We know that when we take antibiotics for illnesses and viruses the antibiotics often have a lasting effect. This is mostly due to the fact that antibiotics affect our gut flora by killing off the healthy microbes as well as the infection. The gut has a microbiome, which is the set of microbial communities as one redOrbit article identifies. When we take antibiotics, our microbiome goes all wonky. For some people, this leads to an infection called Clostridium difficile (also known as C. diff), which according to a different redOrbit report causes extreme diarrhea. C. diff causes such extreme diarrhea that over 14,000 Americans die from it each year. And it all starts with the antibiotic.
National Public Radio (NPR) reported about one woman’s brush with death from C. diff. Her name is Billie Iverson, and she is 86 years old. However, she is active and in control. She does her own shopping, drives herself to the doctor, and does just about everything for herself. That is, until she got a C. diff infection. Like most C. diff infections, it started when she had to take antibiotics for another illness. The antibiotics jacked with her gut flora stability and lead her microbiome to be susceptible to infection.
Eventually, Iverson went to see a specialist at Brown University who suggested a new procedure known as microbiome transplant or fecal transplant. As both NPR and redOrbit explain, this is a transplant of the microbiome from one individual to another using fecal material. That’s right, poop. Yes, it is gross on paper, but in practice it has saved lives, including Billie Iverson’s. In fact, Iverson reported an immediate recovery once her gut flora was back on track. The fecal transplant is useful, according to redOrbit, because fecal material “contains a highly complex and dense community of microbes that include bacteria, fungi and viruses, many of which have not been fully characterized.” This community helps those with C. diff build up their own microbes to fight off the infection.

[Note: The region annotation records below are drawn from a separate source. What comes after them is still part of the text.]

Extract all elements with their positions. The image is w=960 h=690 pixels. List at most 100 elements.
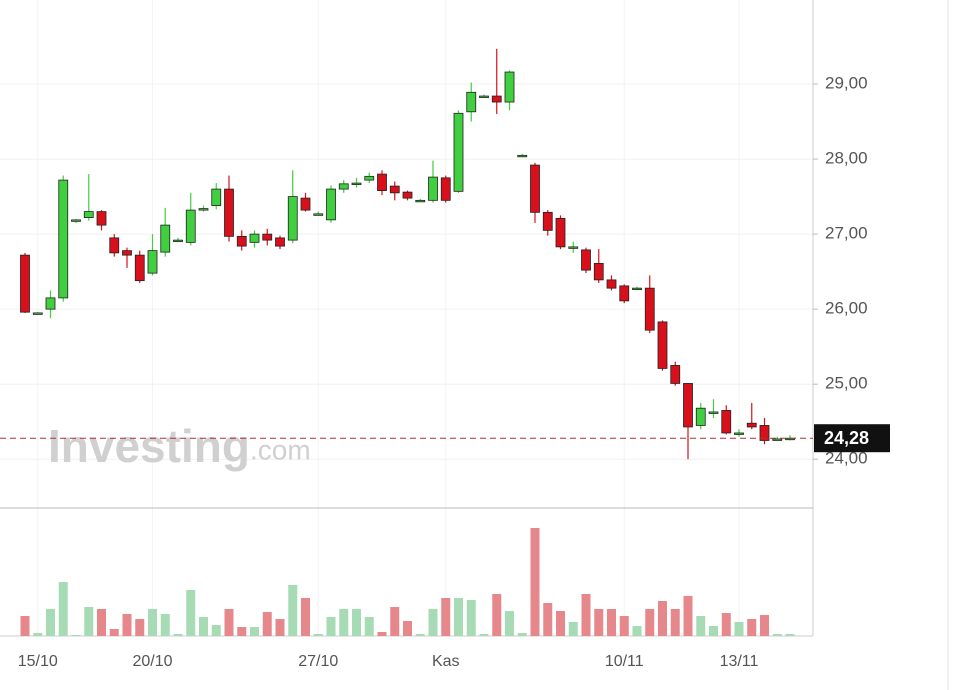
- candle-body: [415, 199, 426, 203]
- candle-body: [313, 213, 324, 216]
- candle-body: [479, 95, 489, 98]
- volume-bar: [556, 611, 565, 636]
- volume-bar: [670, 609, 680, 636]
- volume-bar: [160, 614, 170, 636]
- candle-body: [185, 209, 196, 243]
- candle-body: [632, 287, 642, 291]
- volume-bar: [186, 590, 196, 636]
- candle-body: [58, 179, 69, 299]
- candle-body: [440, 177, 451, 201]
- volume-bar: [403, 621, 412, 636]
- volume-bar: [466, 600, 476, 636]
- volume-bar: [97, 609, 106, 636]
- watermark: Investing: [48, 420, 250, 472]
- volume-bar: [747, 619, 757, 636]
- volume-bar: [364, 617, 374, 636]
- volume-bar: [734, 622, 744, 636]
- candle-body: [275, 237, 285, 247]
- volume-bar: [632, 626, 642, 636]
- volume-bar: [301, 598, 310, 636]
- candle-body: [236, 235, 247, 247]
- candle-body: [708, 411, 719, 414]
- volume-bar: [71, 635, 81, 636]
- candle-body: [606, 279, 617, 289]
- volume-bar: [428, 609, 438, 636]
- candle-body: [453, 112, 464, 192]
- volume-bar: [479, 634, 489, 636]
- volume-bar: [46, 609, 55, 636]
- volume-bar: [224, 609, 234, 636]
- volume-bar: [619, 616, 629, 636]
- volume-bar: [505, 611, 514, 636]
- volume-bar: [58, 582, 68, 636]
- volume-bar: [721, 613, 731, 636]
- volume-bar: [84, 607, 94, 636]
- candle-body: [759, 425, 770, 441]
- candle-body: [619, 285, 630, 302]
- candle-body: [287, 196, 298, 241]
- volume-bar: [173, 634, 183, 636]
- candle-body: [530, 164, 540, 213]
- volume-bar: [785, 634, 795, 636]
- y-tick-label: 24,00: [825, 449, 868, 468]
- volume-bar: [288, 585, 298, 636]
- candle-body: [326, 188, 336, 221]
- x-tick-label: 10/11: [605, 653, 644, 670]
- candle-body: [695, 407, 706, 426]
- candle-body: [338, 183, 349, 190]
- candle-body: [147, 250, 158, 274]
- candle-body: [351, 182, 362, 185]
- volume-bar: [390, 607, 400, 636]
- volume-bar: [683, 596, 693, 636]
- volume-bar: [20, 616, 30, 636]
- volume-bar: [607, 609, 616, 636]
- volume-bar: [415, 634, 425, 636]
- candle-body: [96, 211, 107, 226]
- volume-bar: [709, 626, 718, 636]
- candle-body: [721, 410, 732, 434]
- candle-body: [644, 287, 655, 331]
- candle-body: [173, 239, 183, 243]
- candle-body: [593, 262, 604, 281]
- candle-body: [491, 95, 502, 103]
- x-tick-label: 15/10: [18, 653, 58, 670]
- candle-body: [134, 254, 145, 282]
- candle-body: [122, 250, 132, 256]
- x-tick-label: 20/10: [132, 653, 172, 670]
- candle-body: [20, 254, 30, 313]
- candle-body: [772, 438, 783, 441]
- volume-bar: [581, 594, 591, 636]
- x-tick-label: 13/11: [720, 653, 759, 670]
- y-tick-label: 29,00: [825, 74, 868, 93]
- volume-bar: [33, 633, 43, 636]
- candle-body: [109, 237, 120, 254]
- volume-bar: [262, 612, 272, 636]
- candle-body: [377, 173, 387, 191]
- volume-bar: [760, 615, 769, 636]
- volume-bar: [517, 633, 527, 636]
- candle-body: [555, 217, 566, 248]
- volume-bar: [492, 594, 502, 636]
- candle-body: [504, 71, 515, 103]
- volume-bar: [148, 609, 157, 636]
- volume-bar: [135, 619, 145, 636]
- volume-bar: [109, 629, 119, 636]
- candle-body: [402, 191, 413, 199]
- last-price-label: 24,28: [824, 428, 869, 448]
- volume-bar: [211, 625, 221, 636]
- candle-body: [581, 249, 591, 271]
- last-price-box: [814, 424, 890, 453]
- volume-bar: [313, 634, 323, 636]
- volume-bar: [326, 617, 336, 636]
- volume-bar: [696, 616, 706, 636]
- candle-body: [389, 185, 400, 194]
- volume-bar: [658, 601, 667, 636]
- volume-bar: [454, 598, 463, 636]
- candle-body: [734, 432, 744, 435]
- volume-bar: [645, 609, 655, 636]
- candle-body: [568, 246, 579, 249]
- candle-body: [160, 224, 171, 253]
- candle-body: [466, 91, 477, 113]
- candle-body: [746, 422, 757, 428]
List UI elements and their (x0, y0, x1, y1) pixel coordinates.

In addition to microbiome transplants, much research is continuing on the role probiotics plays in restoring gut health. NPR explains, “’The evidence is really mounting to the point where I think it’s undeniable that the ingestion of live bacteria — safe bacteria in high numbers — has an overall beneficial effect on human health,’ says Colin Hill of the University College Cork in Ireland.”
In both areas, but most especially that of microbiome transplant, more research and intense study needs to take place in order to really understand the effects and benefits. For Iverson, though, the microbiome transplant saved her life. Sure, she was at first repulsed by the thought, but when it came to healing and living a happy, healthy life, she pushed aside her yuck and did what she needed to.
As of now the Food and Drug Administration (FDA) has not yet approved microbiome transplants completely because it has concerns about whether or not the transplants could spread infections or cause more health problems. Right now, “the FDA requires that doctors who want to do microbiome transplants for anything other than C. diff treatment get FDA approval first. And physicians must warn patients that, even for C. diff, the treatment is still experimental.”
I understand the concern, but if a microbiome transplant can help, and there is proof like with Billie Iverson, then let’s look into it deeper. And let’s learn more about the benefits of probiotics in this whole discussion. If antibiotics can lead to an infection like C. diff, then let’s learn how to fix it, heal it. Gut flora health is so important for so many reasons. It is worth learning how to cure C. diff.